All too often in an election year, we hear that government should be run like a business.

And all too often, we don’t unpack all the conflicting realities represented in that statement.

If that means efficiency in day-to-day operations, that makes a lot of sense. And one way that government often lags is in technology, because it’s not politically sexy to spend millions upon millions to upgrade computers and train staff — the way businesses do all the time.


There are happy exceptions: In Congress, U.S. Rep.
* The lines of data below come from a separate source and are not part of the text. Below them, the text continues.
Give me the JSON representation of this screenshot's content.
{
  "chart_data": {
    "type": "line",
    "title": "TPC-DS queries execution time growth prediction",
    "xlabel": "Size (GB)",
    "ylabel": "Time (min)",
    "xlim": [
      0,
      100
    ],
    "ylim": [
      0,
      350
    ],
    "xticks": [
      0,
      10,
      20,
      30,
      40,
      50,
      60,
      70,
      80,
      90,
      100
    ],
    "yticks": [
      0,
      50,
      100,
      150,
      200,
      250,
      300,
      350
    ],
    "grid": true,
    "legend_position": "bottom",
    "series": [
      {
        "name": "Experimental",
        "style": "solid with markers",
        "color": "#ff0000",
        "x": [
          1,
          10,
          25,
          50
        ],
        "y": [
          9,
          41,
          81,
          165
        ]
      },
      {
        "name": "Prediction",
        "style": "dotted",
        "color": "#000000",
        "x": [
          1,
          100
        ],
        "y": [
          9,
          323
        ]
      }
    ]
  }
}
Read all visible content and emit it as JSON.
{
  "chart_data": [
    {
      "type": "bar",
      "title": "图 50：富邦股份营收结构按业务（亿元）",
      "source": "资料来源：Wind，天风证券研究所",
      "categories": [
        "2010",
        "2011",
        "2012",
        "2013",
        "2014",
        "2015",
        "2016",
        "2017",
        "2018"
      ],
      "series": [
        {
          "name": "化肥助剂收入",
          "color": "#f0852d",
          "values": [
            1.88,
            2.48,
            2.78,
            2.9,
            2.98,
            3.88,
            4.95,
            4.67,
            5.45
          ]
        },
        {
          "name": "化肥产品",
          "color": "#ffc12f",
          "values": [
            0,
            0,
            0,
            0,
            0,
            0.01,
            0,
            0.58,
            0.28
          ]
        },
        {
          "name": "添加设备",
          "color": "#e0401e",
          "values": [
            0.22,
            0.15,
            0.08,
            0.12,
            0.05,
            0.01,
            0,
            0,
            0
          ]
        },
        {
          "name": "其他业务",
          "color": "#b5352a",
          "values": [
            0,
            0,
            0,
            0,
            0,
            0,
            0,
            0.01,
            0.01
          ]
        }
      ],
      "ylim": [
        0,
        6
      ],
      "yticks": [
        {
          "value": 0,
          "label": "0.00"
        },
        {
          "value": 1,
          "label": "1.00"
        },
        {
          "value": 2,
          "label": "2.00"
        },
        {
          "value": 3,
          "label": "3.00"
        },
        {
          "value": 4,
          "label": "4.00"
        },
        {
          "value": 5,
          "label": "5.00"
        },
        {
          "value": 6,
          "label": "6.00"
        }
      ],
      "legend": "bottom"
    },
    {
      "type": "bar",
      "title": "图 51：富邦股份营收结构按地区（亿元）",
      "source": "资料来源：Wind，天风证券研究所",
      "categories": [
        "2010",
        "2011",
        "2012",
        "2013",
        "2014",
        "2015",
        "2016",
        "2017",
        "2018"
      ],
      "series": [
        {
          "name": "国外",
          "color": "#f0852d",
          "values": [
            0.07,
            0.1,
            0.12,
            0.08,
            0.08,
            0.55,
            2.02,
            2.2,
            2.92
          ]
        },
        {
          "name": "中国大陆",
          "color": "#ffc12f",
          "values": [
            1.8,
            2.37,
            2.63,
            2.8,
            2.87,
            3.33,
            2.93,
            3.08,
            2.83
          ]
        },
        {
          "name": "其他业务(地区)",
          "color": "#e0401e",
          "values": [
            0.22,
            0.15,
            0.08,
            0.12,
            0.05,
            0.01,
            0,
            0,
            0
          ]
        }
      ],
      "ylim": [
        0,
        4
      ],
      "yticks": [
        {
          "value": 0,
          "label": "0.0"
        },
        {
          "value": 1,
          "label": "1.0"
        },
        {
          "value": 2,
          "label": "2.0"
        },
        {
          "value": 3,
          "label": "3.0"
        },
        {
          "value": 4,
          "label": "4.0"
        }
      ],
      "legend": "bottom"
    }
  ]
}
Garret Graves, R-Baton Rouge, has pushed for a more consumer-friendly and cost-effective approach, particularly for the Federal Emergency Management Agency that Louisiana families turn to for help when hurricanes strike

But government isn’t a business, in part because its time horizon for payoff of its investments is much longer than that of the private sector.

An example drawn from government work that enjoys almost universal support across the political spectrum: foster parenting and adoption.

Despite the many and valuable contributions of churches and nonprofit organizations, the problems of dysfunctional families often require a commitment from government.

It is time-consuming and legally difficult for an agency to become involved with the lives of young people, who may be neglected or abused. Although agencies, public or nonprofit, will do what they can to keep families together, sometimes that is simply not in the interest of children.

Identifying and supporting a quality foster home for children in crisis falls principally on the state Department of Children and Family Services. Its investments in that process are just the kind of critical long-term commitments that a private business simply is not equipped to make.

But what is more important?

The agency was left in a mess by budget cuts in the administration of former Gov. Bobby Jindal, but some money has been restored under Gov. John Bel Edwards. Some of its tottering vehicles have been replaced, but its computer systems still need a lot of work.

And these are investments, those that reflect a business sense. But the payoff is down the road.

Similarly, we heard often this year of the importance of early childhood education and the need for Louisiana’s investments in programs for the youngest of our citizens. The long-term payoff from those programs is acclaimed by economists.

In DCFS cases, even more expensive interventions involve children orphaned or separated from their parents for other reasons.


When the agency is a success, there is a real payoff.

In the 2019 federal fiscal year, which ended Sept. 30, 893 children were adopted from foster care in Louisiana. That does not include the much larger number of children who are supported by the agency and its numerous nonprofit partners who have embarked on a multiyear project to help foster families and provide a path to adulthood that leads to healthier and happier lives.

DCFS and Secretary Marketa Garner Walters have received national recognition for this work.

No business takes on a complex and challenging issue like this, when the payoff is far down the road. But like many other things that government does, Louisiana needs long-term investments in its future dividends, not least the smiling faces of the young who become part of a loving home.